I have to be honest, the past few days I feel as if I am on the verge of a mental breakdown. There is so much going on and I am completely over stressed. The day after the get together, I was so beat. I know that PCOS plays a role in it. It also plays a role in my ups and downs of anxiety and depression. I had thought that Saturday would be a one day thing. I had no motivation, no energy, and could not think straight. I was in a complete brain and body fog.

Sunday I woke up feeling a bit better, but has to spend the day on school work. School…it has become a major form of stress. I have this huge final paper due Friday. I have some health issues that have popped up and it may be because of stress, or it may be because I have something wrong. I have never let school stress me out so much before, but everything is changing. I cannot register for summer courses as usual. I have to go through this next eight weeks on edge waiting for acceptance into the dissertation courses. I have no idea what these next eight weeks consist of. I do have next week off, but it is not a relaxing thought to me.

I am frightened of buying a house. What if we cannot do it? I am turning 40 in July. I had never thought I would turn 40. I thought I would die early. Here I am, turning old. My mom keeps saying how 40 was easy for her. It is not for me. I keep thinking of how my youth is gone, yet I do not mentally feel 40. Turning 40 just makes me think of death. It scares the hell out of me. Change scares the hell out of me.

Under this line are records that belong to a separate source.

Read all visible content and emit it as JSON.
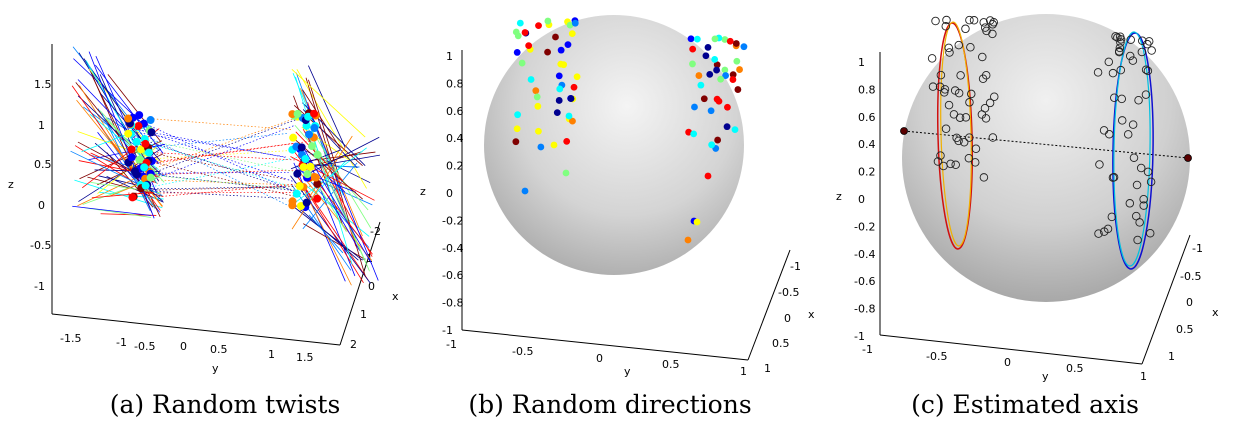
{
  "figure": {
    "captions": [
      "(a) Random twists",
      "(b) Random directions",
      "(c) Estimated axis"
    ]
  },
  "chart_data": [
    {
      "type": "scatter3d",
      "title": "(a) Random twists",
      "xlabel": "x",
      "ylabel": "y",
      "zlabel": "z",
      "xlim": [
        -2,
        2
      ],
      "ylim": [
        -1.5,
        1.5
      ],
      "zlim": [
        -1.5,
        1.8
      ],
      "xticks": [
        "-2",
        "-1",
        "0",
        "1",
        "2"
      ],
      "yticks": [
        "-1.5",
        "-1",
        "-0.5",
        "0",
        "0.5",
        "1",
        "1.5"
      ],
      "zticks": [
        "1.5",
        "1",
        "0.5",
        "0",
        "-0.5",
        "-1"
      ],
      "colormap": "jet",
      "series": [
        {
          "cluster": "left",
          "y_range": [
            -0.7,
            -0.5
          ],
          "z_range": [
            0.1,
            1.2
          ],
          "points": 40
        },
        {
          "cluster": "right",
          "y_range": [
            1.3,
            1.5
          ],
          "z_range": [
            0.0,
            1.1
          ],
          "points": 40
        }
      ]
    },
    {
      "type": "scatter3d",
      "title": "(b) Random directions",
      "xlabel": "x",
      "ylabel": "y",
      "zlabel": "z",
      "xlim": [
        -1,
        1
      ],
      "ylim": [
        -1,
        1
      ],
      "zlim": [
        -1,
        1
      ],
      "xticks": [
        "-1",
        "-0.5",
        "0",
        "0.5",
        "1"
      ],
      "yticks": [
        "-1",
        "-0.5",
        "0",
        "0.5",
        "1"
      ],
      "zticks": [
        "1",
        "0.8",
        "0.6",
        "0.4",
        "0.2",
        "0",
        "-0.2",
        "-0.4",
        "-0.6",
        "-0.8",
        "-1"
      ],
      "colormap": "jet",
      "unit_sphere": true
    },
    {
      "type": "scatter3d",
      "title": "(c) Estimated axis",
      "xlabel": "x",
      "ylabel": "y",
      "zlabel": "z",
      "xlim": [
        -1,
        1
      ],
      "ylim": [
        -1,
        1
      ],
      "zlim": [
        -1,
        1
      ],
      "xticks": [
        "-1",
        "-0.5",
        "0",
        "0.5",
        "1"
      ],
      "yticks": [
        "-1",
        "-0.5",
        "0",
        "0.5",
        "1"
      ],
      "zticks": [
        "1",
        "0.8",
        "0.6",
        "0.4",
        "0.2",
        "0",
        "-0.2",
        "-0.4",
        "-0.6",
        "-0.8",
        "-1"
      ],
      "unit_sphere": true,
      "fitted_circles": [
        "left (yellow/red)",
        "right (cyan/blue)"
      ],
      "markers": "open circles"
    }
  ],
  "colors": {
    "jet": [
      "#00008f",
      "#0000ff",
      "#0080ff",
      "#00ffff",
      "#80ff80",
      "#ffff00",
      "#ff8000",
      "#ff0000",
      "#800000"
    ],
    "sphere_light": "#f2f2f2",
    "sphere_dark": "#a8a8a8",
    "axis_dot": "#5a0000"
  }
}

I was driving to the doctor yesterday and I had all of these thoughts running through my head. Thoughts about the cornavirus, turning 40, moving, school, adopting the kids, being married, buying a house, my brother’s drinking, not feeling well. It seems that every time I get stressed about life, I begin to worry about my health. By the time I got into the doctor’s office, my heart rate was through the roof. I had to have an EKG done. The student doctor thought she heard my heart rate go from somewhere in the 80’s to 120. The EKG was good, but I have to wear a heart a monitor for 24 hours. I will be setting that up. I already have to do a stress test next week. I just feel like I have so many appointments coming up. It is stressing me out!

I had a bit of a breakdown at the doctor’s office and cried. I think it freaked my doctor out because I am usually cool and collected. But they kept bringing up school and how far I was and asked about it. Then they said something might be bad with my heart. That along with all of the other thoughts, I just started crying and didn’t really stop until after I was home.

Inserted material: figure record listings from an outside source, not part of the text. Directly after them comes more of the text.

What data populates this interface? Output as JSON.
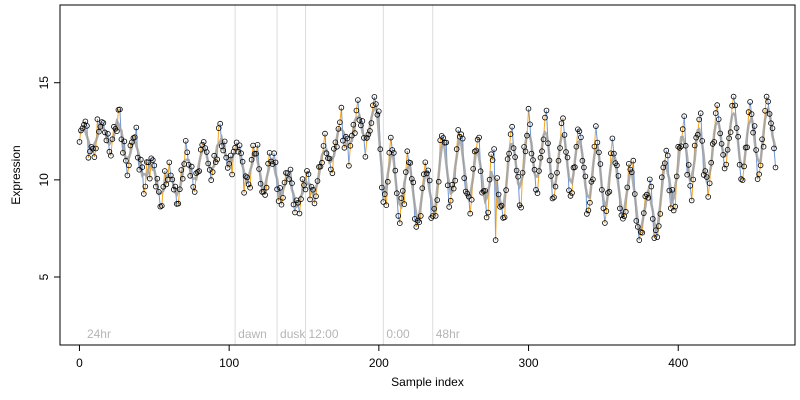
{
  "chart_data": {
    "type": "line",
    "xlabel": "Sample index",
    "ylabel": "Expression",
    "xlim": [
      -13,
      478
    ],
    "ylim": [
      1.5,
      19.0
    ],
    "x_ticks": [
      "0",
      "100",
      "200",
      "300",
      "400"
    ],
    "x_tick_values": [
      0,
      100,
      200,
      300,
      400
    ],
    "y_ticks": [
      "5",
      "10",
      "15"
    ],
    "y_tick_values": [
      5,
      10,
      15
    ],
    "grid": false,
    "annotations": [
      {
        "label": "24hr",
        "x": 3,
        "line": false
      },
      {
        "label": "dawn",
        "x": 104,
        "line": true
      },
      {
        "label": "dusk",
        "x": 132,
        "line": true
      },
      {
        "label": "12:00",
        "x": 151,
        "line": true
      },
      {
        "label": "0:00",
        "x": 203,
        "line": true
      },
      {
        "label": "48hr",
        "x": 236,
        "line": true
      }
    ],
    "series": [
      {
        "color": "#a0a0a0",
        "x": [
          0,
          10,
          20,
          30,
          40,
          50,
          60,
          70,
          80,
          90,
          100,
          110,
          120,
          130,
          140,
          150,
          160,
          170,
          180,
          190,
          200,
          205,
          210,
          220,
          230,
          240,
          250,
          260,
          270,
          280,
          290,
          300,
          310,
          320,
          330,
          340,
          350,
          360,
          370,
          380,
          390,
          400,
          410,
          420,
          430,
          440,
          450,
          460,
          465
        ],
        "values": [
          11.8,
          12.0,
          12.5,
          12.0,
          11.0,
          10.0,
          9.8,
          10.3,
          10.8,
          11.2,
          11.5,
          10.7,
          10.4,
          10.2,
          9.6,
          9.0,
          10.6,
          11.8,
          12.3,
          12.8,
          13.2,
          9.4,
          10.2,
          9.5,
          8.7,
          10.2,
          10.8,
          10.3,
          10.5,
          9.5,
          10.8,
          11.0,
          11.5,
          10.6,
          11.2,
          10.3,
          10.1,
          10.0,
          9.2,
          8.0,
          9.5,
          10.8,
          11.5,
          11.0,
          12.4,
          11.8,
          12.1,
          12.4,
          12.8
        ]
      }
    ]
  }
}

The thing is, PCOS raises your levels of cortisol in your body, and then anxiety does the same. So here I am with all this cortisol running through my body. I could not get my heart rate to slow down. I saw my psychiatrist today and she thinks the Zoloft has stopped working. That is the medication we are trying to wean me off of anyway. I am being put on another new medication to try since I am allergic to Prozac. I am hoping this one works to eventually get me off of the Zoloft. She told me that I need to focus more on the right here and now. I keep catastrophizing. It is common with anxiety. I have been doing plenty of that lately.

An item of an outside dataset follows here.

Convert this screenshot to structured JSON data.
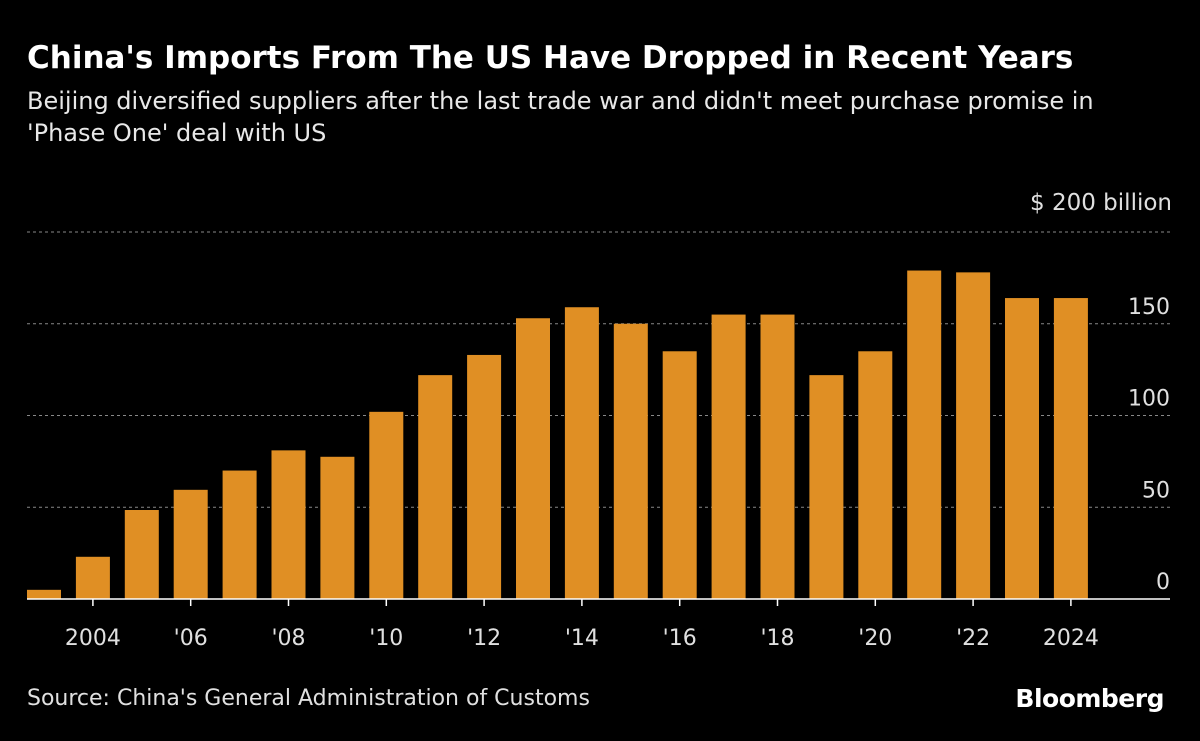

I began listening to a podcast by Caroline Foran on Spotify. It is called Owning It: The Anxiety Podcast. I have yet to read her book, but between her last words on the first episode and my psychiatrist, I was crying again in the car. My psychiatrist said stress does not last forever. Both said there is a light at the end of the tunnel. The one thing the podcast said was that it does get better. I will find my way through. The fog of anxiety will lift. It is nice to hear that this is not how it is going to always be. It is hard to remember that when you are so far into the anxiety fog. It is hard to remember that you are not the only one. There are others.